There’s a big change involved for priests and religious also. We have to move from paternalism to participation, from talking to listening, from administering to animating, from controlling to serving, from being functionaries to learning about relationships, from measuring progress in bricks and mortar to learning to value conversation, friendship and hospitality for their own sake, from rushing around trying to do everything to learning to sit for a while and listen, even though this may involve the frustration of seeing a job we regard as important go undone. It means that the clerical caste system has to go, that the priest is no longer Pope and Emperor rolled into one, that Christian ministry is not that of priest to people but of the Church to the Church. That means, for instance, that local leaders are not the delegates of the priest but what their name implies, that is, leaders in their own right.
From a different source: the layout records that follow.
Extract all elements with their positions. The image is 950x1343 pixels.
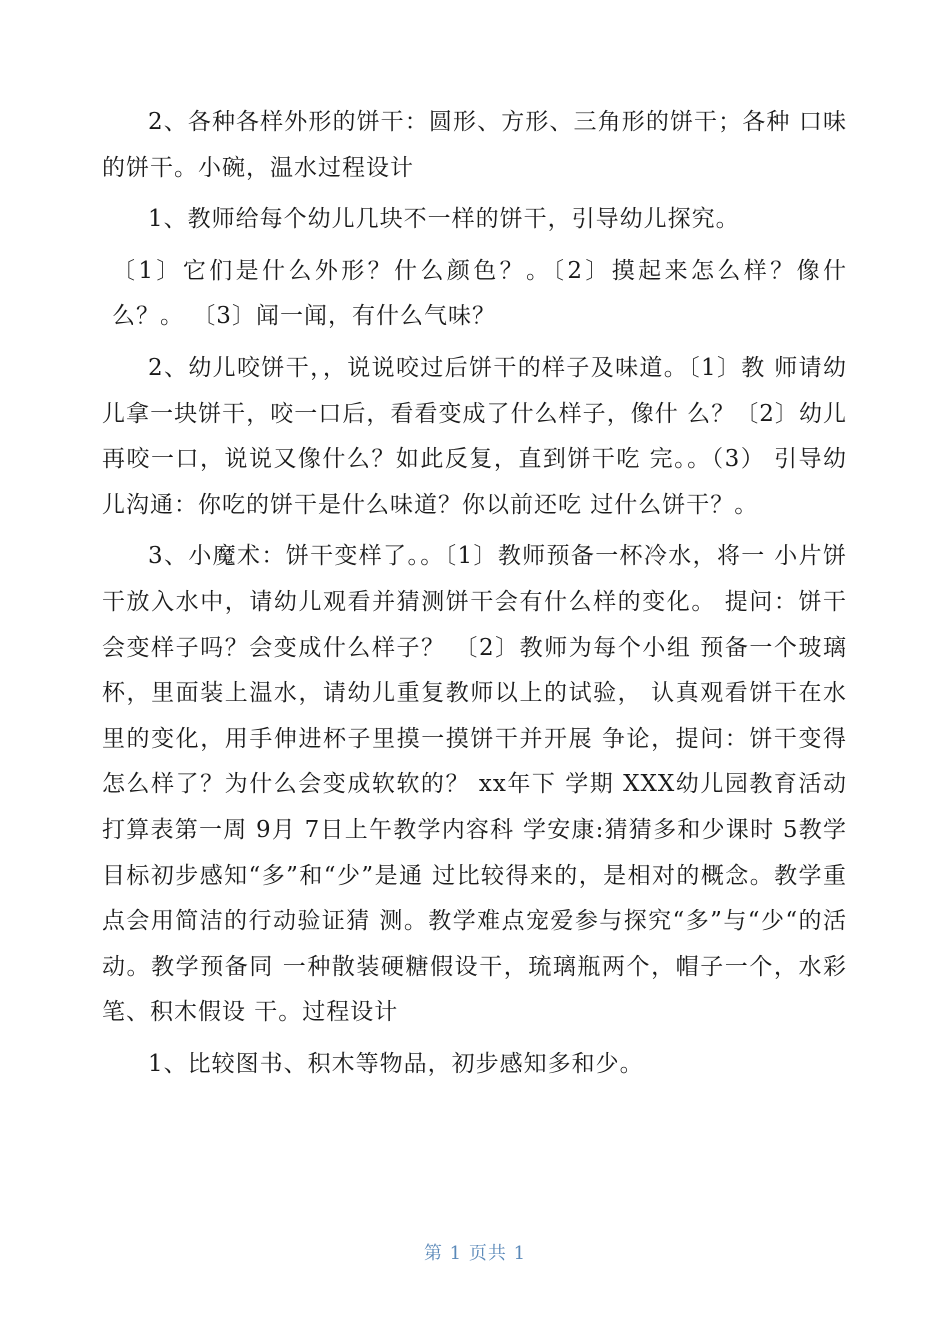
page-number-footer: 第 1 页共 1 [423, 1243, 527, 1264]
paragraph-step-1-questions: 〔1〕它们是什么外形？什么颜色？。〔2〕摸起来怎么样？像什么？。 〔3〕闻一闻，有什么气味？ [112, 257, 847, 330]
paragraph-compare: 1、比较图书、积木等物品，初步感知多和少。 [148, 1050, 644, 1077]
document-body [102, 100, 847, 1087]
paragraph-step-1: 1、教师给每个幼儿几块不一样的饼干，引导幼儿探究。 [148, 206, 740, 233]
paragraph-materials: 2、各种各样外形的饼干：圆形、方形、三角形的饼干；各种 口味的饼干。小碗，温水过程设计 [102, 109, 847, 181]
paragraph-step-3: 3、小魔术：饼干变样了。。〔1〕教师预备一杯冷水，将一 小片饼干放入水中，请幼儿观看并猜测饼干会有什么样的变化。 提问：饼干会变样子吗？会变成什么样子？ 〔2〕教师为每个小组 预备一个玻璃杯，里面装上温水，请幼儿重复教师以上的试验， 认真观看饼干在水里的变化，用手伸进杯子里摸一摸饼干并开展 争论，提问：饼干变得怎么样了？为什么会变成软软的？ xx年下 学期 XXX幼儿园教育活动打算表第一周 9月 7日上午教学内容科 学安康:猜猜多和少课时 5教学目标初步感知“多”和“少”是通 过比较得来的，是相对的概念。教学重点会用简洁的行动验证猜 测。教学难点宠爱参与探究“多”与“少“的活动。教学预备同 一种散装硬糖假设干，琉璃瓶两个，帽子一个，水彩笔、积木假设 干。过程设计 [102, 543, 847, 1026]
paragraph-step-2: 2、幼儿咬饼干，，说说咬过后饼干的样子及味道。〔1〕教 师请幼儿拿一块饼干，咬一口后，看看变成了什么样子，像什 么？〔2〕幼儿再咬一口，说说又像什么？如此反复，直到饼干吃 完。。（3） 引导幼儿沟通：你吃的饼干是什么味道？你以前还吃 过什么饼干？。 [102, 354, 847, 518]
Does all this have any chance of working? It’s too early to say, because the policy has been in existence for only a few years, and a big change like this comes only slowly. But preliminary indications give grounds for hope. In three centres in this parish the people have built churches by their own efforts, and four more are under way this year. That fact is both a sign and a source of strength in the Christian community in those areas. A sign that this policy is not opening the way to separatism but is leading to unity among the centres is the fact that people from other centres helped those who were building.

In the past the mission would have built the churches for the people where they showed an interest. Now the message is: do it yourselves. And they do it. They build churches in the style of their houses. These houses are round huts, about nine feet in diameter, made of poles and reeds with a grass roof. The churches are built in the same way with six or seven of these huts forming a circle with an opening in the middle. The altar is in one of them and the people sit in the others. A church built in this way seats about seventy adults in comfort. There are practical problems about these churches. They are not permanent buildings, though they can be easily repaired and replaced. An advantage is that they are built of local materials, use local skills, and cost virtually nothing as all labour is voluntary. The biggest advantage is that they are the people’s churches, built by themselves. Their appearance is virtually the same as that of the villagers’ own houses, so that they fit into village surroundings better than a block building with a zinc roof. These factors help the people to see the Church as theirs rather than a European import.

Building up the Church involves a great deal more than building churches. There is not the slightest doubt that we still have a long way to go, that only the first few steps have been taken, but what matters is that we know where we’re going, and why, and – provisionally at least – how also.

Mission is a receiving as well as a giving. Is there anything here that the older Churches, so long accustomed to thinking of giving to Africa, can now begin to receive from Africa?